I finished the first week of class--back in my old position. Not a good feeling. Teaching is great--I really love it--but it isn't a challenge. I greatly enjoyed that year of constant challenge.
I'm trying not to be down about it, but I am. Constantly second guessing my decision to resign.
So, to top off a stressful week we let Alex go to "open gym" last night. The place he takes gymnastics is open on Friday night for $5 for kids to come play and practice. I went to pick him up and found $5-10 worth of stuff from the snack bar that he had stolen. We took it all back, paid the $5 they wanted for the stuff that he had opened before we threw it away. When will Dave and I learn that Alex can't be left alone in situations like this. He will not make good choices. He must be supervised even though he is ten years old. Yes, Alex was very naughty, but Dave and I are the grown ups, and we are the ones that should know better than to put him in situations he can't handle. We want so desperately for Alex to be okay--and he isn't. As I have said before, Joseph may have the obvious disability, but Alex's is much harder. He seems typical, but he isn't.
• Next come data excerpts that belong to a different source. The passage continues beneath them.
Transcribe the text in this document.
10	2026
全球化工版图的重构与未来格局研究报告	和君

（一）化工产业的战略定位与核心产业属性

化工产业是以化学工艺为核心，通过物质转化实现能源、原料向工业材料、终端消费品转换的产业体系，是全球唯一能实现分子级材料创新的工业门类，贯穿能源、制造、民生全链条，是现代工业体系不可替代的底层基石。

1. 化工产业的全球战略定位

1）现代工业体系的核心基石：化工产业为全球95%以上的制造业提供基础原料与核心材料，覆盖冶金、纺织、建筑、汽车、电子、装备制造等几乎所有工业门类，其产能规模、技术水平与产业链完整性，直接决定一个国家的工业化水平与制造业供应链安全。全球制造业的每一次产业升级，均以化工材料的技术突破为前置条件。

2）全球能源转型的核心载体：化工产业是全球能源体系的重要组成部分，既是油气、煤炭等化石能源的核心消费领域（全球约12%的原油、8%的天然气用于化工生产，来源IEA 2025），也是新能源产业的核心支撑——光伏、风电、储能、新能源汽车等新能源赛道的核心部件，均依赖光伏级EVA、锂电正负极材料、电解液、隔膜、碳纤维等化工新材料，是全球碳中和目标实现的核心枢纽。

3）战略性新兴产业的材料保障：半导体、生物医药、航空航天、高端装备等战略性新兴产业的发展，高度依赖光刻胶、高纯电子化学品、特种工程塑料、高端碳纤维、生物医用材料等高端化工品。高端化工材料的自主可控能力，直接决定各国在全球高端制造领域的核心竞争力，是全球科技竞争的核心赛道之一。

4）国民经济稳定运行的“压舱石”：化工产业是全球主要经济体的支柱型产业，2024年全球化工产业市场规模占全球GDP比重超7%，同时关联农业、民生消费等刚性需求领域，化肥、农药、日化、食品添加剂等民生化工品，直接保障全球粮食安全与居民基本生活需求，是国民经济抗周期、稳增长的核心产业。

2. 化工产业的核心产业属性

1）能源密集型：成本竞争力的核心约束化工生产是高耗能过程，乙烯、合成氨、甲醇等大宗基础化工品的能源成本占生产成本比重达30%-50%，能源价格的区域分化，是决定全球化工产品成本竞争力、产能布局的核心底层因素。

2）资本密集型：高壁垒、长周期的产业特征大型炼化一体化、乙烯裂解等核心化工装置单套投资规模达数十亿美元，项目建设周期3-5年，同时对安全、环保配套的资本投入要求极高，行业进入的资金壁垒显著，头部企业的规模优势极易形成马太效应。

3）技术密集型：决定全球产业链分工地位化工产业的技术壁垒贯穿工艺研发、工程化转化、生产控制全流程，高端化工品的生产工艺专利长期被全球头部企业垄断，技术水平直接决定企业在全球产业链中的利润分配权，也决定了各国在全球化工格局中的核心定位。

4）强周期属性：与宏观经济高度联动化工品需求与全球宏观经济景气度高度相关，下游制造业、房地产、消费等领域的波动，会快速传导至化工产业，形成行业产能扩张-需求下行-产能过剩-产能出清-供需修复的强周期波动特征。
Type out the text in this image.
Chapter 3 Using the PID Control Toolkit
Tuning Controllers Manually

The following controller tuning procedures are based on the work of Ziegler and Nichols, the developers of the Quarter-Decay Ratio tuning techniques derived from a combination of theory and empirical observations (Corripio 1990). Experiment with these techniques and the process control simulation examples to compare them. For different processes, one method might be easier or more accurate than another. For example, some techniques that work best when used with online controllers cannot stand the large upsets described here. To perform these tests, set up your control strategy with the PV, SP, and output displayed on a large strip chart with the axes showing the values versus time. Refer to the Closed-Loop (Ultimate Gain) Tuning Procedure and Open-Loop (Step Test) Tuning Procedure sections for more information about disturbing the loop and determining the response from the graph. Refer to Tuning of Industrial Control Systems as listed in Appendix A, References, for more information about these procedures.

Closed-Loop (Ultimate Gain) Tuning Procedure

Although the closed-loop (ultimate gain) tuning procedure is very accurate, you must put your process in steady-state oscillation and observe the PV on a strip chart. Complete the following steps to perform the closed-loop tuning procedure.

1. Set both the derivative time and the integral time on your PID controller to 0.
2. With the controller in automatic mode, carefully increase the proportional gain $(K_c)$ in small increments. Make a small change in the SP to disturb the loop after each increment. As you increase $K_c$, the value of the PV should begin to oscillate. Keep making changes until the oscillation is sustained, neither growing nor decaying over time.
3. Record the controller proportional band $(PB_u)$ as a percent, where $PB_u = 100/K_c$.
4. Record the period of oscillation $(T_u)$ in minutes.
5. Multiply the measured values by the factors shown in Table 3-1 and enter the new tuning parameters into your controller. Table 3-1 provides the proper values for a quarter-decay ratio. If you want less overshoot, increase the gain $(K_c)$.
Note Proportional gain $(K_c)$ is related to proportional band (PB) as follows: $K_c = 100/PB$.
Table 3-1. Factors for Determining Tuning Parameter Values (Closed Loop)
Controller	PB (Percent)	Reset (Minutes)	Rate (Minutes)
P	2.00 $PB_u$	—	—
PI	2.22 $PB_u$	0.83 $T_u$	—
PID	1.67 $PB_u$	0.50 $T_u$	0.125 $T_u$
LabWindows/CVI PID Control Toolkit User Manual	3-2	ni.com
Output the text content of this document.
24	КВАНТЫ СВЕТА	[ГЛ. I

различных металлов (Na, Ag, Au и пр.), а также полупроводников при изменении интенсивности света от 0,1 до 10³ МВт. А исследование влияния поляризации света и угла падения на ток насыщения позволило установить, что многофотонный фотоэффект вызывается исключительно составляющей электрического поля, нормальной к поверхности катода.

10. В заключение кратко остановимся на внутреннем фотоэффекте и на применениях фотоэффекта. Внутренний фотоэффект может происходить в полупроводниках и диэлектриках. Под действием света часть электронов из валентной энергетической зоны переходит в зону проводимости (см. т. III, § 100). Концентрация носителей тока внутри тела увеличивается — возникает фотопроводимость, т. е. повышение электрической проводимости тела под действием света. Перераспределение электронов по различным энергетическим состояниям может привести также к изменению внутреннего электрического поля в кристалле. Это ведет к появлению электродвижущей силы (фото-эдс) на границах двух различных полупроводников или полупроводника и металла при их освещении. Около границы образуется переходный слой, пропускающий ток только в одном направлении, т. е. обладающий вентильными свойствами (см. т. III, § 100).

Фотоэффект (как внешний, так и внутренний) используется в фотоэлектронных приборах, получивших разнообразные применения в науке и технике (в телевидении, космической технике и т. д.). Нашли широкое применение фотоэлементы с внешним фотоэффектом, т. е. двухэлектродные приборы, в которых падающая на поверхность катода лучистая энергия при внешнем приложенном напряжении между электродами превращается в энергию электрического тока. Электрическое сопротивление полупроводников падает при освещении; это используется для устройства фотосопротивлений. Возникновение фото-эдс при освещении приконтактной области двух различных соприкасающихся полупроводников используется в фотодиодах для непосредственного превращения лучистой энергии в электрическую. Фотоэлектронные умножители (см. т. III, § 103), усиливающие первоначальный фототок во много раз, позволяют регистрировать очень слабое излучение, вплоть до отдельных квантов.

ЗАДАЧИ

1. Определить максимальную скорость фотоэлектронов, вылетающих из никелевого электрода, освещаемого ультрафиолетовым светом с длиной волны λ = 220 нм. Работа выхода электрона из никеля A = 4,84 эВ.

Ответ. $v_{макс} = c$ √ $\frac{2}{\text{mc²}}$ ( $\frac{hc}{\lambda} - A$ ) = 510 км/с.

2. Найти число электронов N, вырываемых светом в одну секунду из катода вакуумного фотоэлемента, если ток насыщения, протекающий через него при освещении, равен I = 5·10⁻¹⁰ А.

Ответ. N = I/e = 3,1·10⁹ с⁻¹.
So--Dave pushed my buttons this morning--told me I had "complained all morning." Poor man. He innocently made a very true statement; I reacted like a depressed woman with too much on her plate. (Granted, at this point, laundry is "too much" on my plate.) We were heading out the door to the Minnesota football game. The boys were signed up to attend a day camp on campus where they attend day camp during the summer. By the time we finished the 20 minute drive to campus we had agreed that Dave would take the boys to day camp, try to sell my ticket, go to the game with a stranger, and I'd pick them all up 45 minutes after the game where I had dropped them off. So I've bought myself a quiet afternoon, home alone. Probably not doing anything to improve my marriage, but hopefully finding a way to pull out of the depressed funk I've been in because of my job...
Why do I share this? I think it is part of what raising disabled children is all about. Especially when you are a depressed parent. Maybe it is more about being a depressed parent than being a "Miracle League Mom." And I'm not the only depressed Mom or the only depressed Miracle League Mom out there.